Determine the efficiency of an electric kettle with a power of 0.6 kW, in which 1.5 liters

Determine the efficiency of an electric kettle with a power of 0.6 kW, in which 1.5 liters of water heats up from 20 to 100C in 17.5 minutes.

Given:

W = 0.6 kW = 600 watts – the power of the electric kettle;

T1 = 20 ° Celsius – initial water temperature;

T2 = 100 ° Celsius – boiling point of water;

V = 1.5 liters = 1.5 * 10-3 m3 – water volume;

ro = 1000 kg / m3 – water density;

t = 17.5 minutes = 1050 seconds – the time it takes for the water to boil;

c = 4200 J / (kg * C) – specific heat of water.

It is required to determine n (%) – the efficiency of the electric kettle.

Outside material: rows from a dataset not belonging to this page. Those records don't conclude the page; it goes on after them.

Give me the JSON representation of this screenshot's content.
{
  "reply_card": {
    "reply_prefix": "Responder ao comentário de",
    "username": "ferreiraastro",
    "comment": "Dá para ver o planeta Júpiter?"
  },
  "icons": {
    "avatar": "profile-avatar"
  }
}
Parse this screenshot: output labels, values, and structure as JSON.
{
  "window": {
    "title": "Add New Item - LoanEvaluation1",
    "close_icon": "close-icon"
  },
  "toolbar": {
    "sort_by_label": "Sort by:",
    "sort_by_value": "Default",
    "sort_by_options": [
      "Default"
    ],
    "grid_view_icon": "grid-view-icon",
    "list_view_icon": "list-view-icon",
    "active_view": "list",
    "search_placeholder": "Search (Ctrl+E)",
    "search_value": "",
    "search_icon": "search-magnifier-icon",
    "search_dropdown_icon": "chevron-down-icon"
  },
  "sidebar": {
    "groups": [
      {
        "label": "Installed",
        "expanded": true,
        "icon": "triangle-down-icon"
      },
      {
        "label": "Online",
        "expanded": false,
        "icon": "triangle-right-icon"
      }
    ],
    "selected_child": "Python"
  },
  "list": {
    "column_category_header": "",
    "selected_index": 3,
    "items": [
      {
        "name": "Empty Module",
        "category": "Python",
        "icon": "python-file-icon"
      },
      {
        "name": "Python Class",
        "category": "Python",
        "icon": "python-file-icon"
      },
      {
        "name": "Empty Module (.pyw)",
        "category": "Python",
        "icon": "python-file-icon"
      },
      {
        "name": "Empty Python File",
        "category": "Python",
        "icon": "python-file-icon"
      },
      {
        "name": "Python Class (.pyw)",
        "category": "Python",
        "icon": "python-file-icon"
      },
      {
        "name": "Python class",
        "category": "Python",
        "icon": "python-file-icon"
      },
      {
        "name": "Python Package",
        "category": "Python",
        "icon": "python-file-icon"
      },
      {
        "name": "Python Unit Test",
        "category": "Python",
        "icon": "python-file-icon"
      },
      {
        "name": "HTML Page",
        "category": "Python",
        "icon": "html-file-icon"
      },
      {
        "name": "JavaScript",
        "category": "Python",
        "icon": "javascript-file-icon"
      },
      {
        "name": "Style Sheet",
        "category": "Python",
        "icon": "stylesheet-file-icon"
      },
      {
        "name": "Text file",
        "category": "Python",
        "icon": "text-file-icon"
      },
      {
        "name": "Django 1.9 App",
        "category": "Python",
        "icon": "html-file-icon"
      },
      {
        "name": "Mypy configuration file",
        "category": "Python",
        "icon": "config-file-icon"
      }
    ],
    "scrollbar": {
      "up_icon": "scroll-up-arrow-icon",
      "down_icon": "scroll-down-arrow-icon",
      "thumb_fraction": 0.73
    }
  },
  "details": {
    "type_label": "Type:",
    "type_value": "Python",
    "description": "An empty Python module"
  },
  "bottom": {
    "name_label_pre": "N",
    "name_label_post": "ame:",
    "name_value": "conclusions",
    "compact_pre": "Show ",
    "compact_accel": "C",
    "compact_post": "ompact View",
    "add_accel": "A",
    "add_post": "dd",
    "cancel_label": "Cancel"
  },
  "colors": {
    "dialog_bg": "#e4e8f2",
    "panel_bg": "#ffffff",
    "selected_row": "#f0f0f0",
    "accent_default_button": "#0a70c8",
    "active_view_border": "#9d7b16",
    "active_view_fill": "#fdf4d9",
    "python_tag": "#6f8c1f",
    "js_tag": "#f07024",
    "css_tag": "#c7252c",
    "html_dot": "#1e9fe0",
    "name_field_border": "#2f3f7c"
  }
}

Let’s find the mass of water:

m = ro * V = 1000 * 1.5 * 10-3 = 1.5 kilograms.

Then the amount of heat required to heat water (useful work) will be equal to:

Q = c * m * (T2 – T1) = 4200 * 1.5 * (100 – 20) = 6300 * 80 = 504000 Joules.

All the work spent by the kettle on heating the water will be equal to:

A = W * t = 600 * 1050 = 630,000 Joules.

The efficiency will be equal to:

n = Q / A = 504,000 / 630,000 = 0.8 or 80%.

Answer: The efficiency of an electric kettle is 80%.